I was thrilled to find out that the Museum of Contemporary African Diasporan Arts (80 Hansen Place) is located right in my neighborhood, and this weekend, I saw the Artist Talk surrounding their latest exhibit, "Perspectives: Women, Art and Islam." The exhibit is open until September 13, and I would encourage you to go and see it, although it felt a bit amateur to me. The show features work by Fariba Alam, Zoulikha Bouabdellah, Mahwish Chishty, Safaa Erruas and Nsenga Knight. Some of the work was intriguing and lovely, and the artists were all clearly thoughtful and interesting, but in the end, I felt as though MoCADA had slapped things together a little too quickly, and though of course there were common threads in everything, it was difficult to see the show as cohesive.
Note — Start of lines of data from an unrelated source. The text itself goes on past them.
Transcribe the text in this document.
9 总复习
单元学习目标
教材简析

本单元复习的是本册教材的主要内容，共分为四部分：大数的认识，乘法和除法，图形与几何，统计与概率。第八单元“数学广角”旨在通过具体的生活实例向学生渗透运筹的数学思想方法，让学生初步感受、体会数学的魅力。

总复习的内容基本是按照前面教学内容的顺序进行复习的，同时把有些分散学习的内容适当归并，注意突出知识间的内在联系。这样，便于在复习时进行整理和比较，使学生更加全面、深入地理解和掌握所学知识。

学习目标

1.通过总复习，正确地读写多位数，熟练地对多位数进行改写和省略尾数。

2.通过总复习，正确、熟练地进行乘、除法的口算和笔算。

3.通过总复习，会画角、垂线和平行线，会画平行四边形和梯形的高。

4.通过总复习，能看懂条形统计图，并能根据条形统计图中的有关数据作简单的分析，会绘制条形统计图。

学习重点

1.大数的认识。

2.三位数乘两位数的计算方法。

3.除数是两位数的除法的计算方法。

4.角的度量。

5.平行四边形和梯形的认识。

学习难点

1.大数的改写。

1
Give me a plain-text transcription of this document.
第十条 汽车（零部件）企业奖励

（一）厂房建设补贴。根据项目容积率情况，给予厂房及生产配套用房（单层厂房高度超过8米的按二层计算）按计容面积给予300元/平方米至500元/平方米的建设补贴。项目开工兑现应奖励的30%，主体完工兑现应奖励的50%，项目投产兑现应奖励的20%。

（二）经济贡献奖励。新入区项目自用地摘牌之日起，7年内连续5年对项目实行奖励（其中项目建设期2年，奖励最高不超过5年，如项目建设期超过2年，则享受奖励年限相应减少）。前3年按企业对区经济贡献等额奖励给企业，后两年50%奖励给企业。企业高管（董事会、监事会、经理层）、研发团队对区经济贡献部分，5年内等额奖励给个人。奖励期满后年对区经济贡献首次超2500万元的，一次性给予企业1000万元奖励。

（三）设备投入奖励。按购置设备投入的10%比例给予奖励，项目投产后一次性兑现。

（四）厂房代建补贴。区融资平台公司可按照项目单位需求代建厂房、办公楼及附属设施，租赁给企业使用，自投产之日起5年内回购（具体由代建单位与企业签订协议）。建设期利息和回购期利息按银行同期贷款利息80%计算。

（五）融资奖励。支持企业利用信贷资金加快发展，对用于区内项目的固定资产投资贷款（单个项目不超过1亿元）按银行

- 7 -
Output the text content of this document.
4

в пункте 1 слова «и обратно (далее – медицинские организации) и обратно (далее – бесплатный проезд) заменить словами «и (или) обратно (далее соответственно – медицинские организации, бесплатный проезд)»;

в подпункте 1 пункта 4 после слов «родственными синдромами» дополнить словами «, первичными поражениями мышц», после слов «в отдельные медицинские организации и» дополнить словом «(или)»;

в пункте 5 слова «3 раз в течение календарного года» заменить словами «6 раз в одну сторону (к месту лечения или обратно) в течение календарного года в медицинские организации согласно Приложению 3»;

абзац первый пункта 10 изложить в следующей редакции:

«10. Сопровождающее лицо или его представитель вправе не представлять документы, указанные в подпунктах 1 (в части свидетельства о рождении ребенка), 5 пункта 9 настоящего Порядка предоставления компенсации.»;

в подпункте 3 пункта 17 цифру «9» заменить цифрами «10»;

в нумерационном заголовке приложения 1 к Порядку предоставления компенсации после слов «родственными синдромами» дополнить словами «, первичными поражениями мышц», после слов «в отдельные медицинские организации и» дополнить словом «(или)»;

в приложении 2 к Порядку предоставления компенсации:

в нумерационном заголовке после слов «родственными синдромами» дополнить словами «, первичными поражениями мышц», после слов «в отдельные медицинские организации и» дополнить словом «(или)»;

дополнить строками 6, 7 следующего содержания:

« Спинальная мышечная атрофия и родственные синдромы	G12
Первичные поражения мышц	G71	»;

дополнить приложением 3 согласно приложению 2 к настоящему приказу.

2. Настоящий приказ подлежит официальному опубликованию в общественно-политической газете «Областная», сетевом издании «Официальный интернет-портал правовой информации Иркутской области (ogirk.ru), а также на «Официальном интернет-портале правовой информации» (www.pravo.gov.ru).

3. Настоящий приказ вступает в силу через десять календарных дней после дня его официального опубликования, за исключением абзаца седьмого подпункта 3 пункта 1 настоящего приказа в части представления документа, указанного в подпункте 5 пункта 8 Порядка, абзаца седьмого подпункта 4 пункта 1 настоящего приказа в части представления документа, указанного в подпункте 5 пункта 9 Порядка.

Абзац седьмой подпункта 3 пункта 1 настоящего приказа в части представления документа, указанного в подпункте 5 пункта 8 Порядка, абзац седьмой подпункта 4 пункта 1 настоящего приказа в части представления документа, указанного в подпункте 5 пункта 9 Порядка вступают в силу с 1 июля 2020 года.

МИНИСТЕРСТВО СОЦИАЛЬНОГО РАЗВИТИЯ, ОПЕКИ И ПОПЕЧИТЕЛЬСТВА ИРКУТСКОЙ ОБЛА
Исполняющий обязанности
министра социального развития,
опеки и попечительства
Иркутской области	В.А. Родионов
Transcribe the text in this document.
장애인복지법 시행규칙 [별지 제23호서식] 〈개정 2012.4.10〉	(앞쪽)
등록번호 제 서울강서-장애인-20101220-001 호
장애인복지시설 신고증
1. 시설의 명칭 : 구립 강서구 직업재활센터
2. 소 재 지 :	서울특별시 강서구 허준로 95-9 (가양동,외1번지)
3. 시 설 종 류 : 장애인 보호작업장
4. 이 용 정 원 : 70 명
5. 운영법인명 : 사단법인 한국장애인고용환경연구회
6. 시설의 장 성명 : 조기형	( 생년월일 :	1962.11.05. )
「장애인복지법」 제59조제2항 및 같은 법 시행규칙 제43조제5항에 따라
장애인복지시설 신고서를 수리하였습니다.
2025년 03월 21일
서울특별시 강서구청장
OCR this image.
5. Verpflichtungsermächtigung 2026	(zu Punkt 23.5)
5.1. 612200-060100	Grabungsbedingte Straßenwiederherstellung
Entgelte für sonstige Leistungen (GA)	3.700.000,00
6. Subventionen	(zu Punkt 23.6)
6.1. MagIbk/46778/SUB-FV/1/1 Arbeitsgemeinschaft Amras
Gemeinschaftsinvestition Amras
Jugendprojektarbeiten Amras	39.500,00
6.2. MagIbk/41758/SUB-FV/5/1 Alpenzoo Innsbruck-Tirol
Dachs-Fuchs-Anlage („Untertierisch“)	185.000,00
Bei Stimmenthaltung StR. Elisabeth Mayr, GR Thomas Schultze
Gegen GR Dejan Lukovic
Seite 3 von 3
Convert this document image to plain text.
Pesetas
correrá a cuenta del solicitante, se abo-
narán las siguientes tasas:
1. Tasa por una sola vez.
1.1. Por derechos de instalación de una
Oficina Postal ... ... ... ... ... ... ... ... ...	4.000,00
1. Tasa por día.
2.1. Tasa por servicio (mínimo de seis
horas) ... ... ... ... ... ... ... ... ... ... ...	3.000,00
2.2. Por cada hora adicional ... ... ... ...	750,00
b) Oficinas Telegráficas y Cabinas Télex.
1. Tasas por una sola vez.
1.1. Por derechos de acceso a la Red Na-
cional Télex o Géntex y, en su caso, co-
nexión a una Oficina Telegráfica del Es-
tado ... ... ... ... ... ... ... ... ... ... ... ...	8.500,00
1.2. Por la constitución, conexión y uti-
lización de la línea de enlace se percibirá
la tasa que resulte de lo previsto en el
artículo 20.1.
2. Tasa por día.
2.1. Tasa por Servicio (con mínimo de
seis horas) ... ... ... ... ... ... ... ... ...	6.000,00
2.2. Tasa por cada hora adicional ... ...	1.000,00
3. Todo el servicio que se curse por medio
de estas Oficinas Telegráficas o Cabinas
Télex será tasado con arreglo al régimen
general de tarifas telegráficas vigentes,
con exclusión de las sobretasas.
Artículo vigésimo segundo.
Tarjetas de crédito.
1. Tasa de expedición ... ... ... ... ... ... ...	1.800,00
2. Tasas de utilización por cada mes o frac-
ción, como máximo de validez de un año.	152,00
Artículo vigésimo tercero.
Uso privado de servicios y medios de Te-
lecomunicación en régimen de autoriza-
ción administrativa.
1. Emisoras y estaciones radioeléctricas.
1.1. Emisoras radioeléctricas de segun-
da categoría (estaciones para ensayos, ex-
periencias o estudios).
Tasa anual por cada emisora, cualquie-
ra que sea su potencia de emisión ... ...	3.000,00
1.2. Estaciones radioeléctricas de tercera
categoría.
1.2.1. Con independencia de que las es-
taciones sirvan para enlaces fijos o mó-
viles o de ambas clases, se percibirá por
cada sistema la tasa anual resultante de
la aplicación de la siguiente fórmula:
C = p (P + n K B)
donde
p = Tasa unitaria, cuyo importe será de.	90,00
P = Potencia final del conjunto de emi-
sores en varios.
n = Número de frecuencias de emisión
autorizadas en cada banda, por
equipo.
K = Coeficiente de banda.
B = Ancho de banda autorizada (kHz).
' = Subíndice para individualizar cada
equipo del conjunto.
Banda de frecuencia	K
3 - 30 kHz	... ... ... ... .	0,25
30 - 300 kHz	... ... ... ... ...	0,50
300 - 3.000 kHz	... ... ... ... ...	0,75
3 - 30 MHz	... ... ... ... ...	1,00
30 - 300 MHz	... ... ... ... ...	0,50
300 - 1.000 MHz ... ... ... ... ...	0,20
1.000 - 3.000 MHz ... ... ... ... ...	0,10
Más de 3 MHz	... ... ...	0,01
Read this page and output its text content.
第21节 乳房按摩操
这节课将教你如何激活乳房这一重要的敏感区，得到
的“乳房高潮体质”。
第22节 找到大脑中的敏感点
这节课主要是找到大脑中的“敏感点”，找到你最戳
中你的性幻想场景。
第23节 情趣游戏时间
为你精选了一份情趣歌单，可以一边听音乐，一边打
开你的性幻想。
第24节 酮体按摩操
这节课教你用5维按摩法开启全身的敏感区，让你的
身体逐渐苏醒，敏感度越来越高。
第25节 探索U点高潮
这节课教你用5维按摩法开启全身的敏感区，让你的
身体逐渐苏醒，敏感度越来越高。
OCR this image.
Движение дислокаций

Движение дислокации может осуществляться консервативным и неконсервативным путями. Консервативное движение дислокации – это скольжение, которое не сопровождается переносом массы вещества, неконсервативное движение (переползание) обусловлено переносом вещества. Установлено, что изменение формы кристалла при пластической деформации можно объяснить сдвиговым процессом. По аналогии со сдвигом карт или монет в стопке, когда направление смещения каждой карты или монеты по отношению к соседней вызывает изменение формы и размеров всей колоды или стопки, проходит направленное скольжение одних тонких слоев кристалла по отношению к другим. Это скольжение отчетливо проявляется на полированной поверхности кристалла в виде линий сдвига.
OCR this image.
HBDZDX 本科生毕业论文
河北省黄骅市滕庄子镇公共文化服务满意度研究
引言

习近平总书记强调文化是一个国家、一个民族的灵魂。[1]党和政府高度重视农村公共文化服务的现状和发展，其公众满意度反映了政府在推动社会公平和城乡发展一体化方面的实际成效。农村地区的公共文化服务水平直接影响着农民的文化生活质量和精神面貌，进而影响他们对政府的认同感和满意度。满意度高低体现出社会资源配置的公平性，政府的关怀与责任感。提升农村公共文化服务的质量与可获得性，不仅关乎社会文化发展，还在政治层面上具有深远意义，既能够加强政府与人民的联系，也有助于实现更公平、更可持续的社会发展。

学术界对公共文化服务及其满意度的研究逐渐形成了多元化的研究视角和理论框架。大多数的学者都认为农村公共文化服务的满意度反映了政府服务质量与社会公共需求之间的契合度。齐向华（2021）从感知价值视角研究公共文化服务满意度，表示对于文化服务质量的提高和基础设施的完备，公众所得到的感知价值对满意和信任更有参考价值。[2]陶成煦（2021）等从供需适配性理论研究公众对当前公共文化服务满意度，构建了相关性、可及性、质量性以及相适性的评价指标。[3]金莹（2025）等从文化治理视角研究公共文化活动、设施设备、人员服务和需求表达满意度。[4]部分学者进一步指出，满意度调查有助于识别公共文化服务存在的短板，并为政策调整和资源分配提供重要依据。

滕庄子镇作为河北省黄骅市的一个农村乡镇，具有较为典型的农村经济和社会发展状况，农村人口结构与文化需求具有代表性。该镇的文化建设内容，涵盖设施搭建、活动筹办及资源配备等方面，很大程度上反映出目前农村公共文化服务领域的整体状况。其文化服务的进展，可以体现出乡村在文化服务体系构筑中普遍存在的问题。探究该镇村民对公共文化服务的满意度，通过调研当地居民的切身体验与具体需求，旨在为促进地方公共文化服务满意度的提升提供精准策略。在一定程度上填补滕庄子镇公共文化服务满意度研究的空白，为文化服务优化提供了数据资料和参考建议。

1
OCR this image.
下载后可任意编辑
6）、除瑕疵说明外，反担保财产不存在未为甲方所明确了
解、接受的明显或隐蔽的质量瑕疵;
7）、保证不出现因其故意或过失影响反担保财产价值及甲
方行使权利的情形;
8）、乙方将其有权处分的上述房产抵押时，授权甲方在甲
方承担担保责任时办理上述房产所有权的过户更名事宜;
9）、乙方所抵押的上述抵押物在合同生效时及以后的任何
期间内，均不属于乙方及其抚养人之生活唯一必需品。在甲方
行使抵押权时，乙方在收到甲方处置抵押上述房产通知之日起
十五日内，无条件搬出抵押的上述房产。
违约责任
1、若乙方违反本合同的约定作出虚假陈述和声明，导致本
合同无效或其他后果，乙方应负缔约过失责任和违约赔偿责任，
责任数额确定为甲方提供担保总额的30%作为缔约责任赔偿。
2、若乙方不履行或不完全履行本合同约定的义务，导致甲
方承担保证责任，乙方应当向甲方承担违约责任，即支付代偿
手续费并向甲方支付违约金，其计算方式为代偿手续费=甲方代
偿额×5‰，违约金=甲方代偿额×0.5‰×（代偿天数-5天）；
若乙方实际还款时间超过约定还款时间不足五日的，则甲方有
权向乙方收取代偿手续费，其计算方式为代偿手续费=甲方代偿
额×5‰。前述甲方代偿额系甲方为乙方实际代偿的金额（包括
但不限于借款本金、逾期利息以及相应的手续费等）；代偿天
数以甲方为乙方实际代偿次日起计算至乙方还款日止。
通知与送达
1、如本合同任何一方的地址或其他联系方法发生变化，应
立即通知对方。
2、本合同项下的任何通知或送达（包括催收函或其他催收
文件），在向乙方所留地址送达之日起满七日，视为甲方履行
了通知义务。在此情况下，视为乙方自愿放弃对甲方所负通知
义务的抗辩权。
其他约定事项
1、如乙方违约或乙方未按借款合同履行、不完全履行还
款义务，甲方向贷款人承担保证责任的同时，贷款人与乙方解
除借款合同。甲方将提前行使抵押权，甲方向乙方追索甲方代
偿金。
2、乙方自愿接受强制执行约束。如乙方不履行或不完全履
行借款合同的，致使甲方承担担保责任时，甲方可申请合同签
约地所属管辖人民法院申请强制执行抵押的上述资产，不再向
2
I suppose I always find it difficult to strike a balance between identity and art, and so shows that focus entirely on the identity of the artist tend to grate of me a bit, but the talk, and the exhibit, bring up many interesting questions about religion's place in art and art's place in religion. Although I don't think anyone piece focused as much on gender as I would have liked, I can easily consider that a good thing, because there is something problematic to me about saying, "Okay, you're a woman. You're a Muslim. What you create is inherently touched by that and should focus on that." Of course in an exhibit picked particularly for these things, one expects to see it, and so I was glad to see some of the more abstract pieces and how they approached the topic. I do think the museum is doing some important, interesting things, and that this exhibit is worth seeing. I just wonder if there was a more cohesive or thoughtful way to run this show.

If you're interested, tonight there's a lecture and that might be a good excuse to check it out: Dr. Halima Taha, one of the leading authorities on collecting African-American art and an active follower of Islam, will discuss the history of Islam in the United States and misconceptions about the roles of women within the religion. Admission: $5. Free for MoCADA and MfAA members.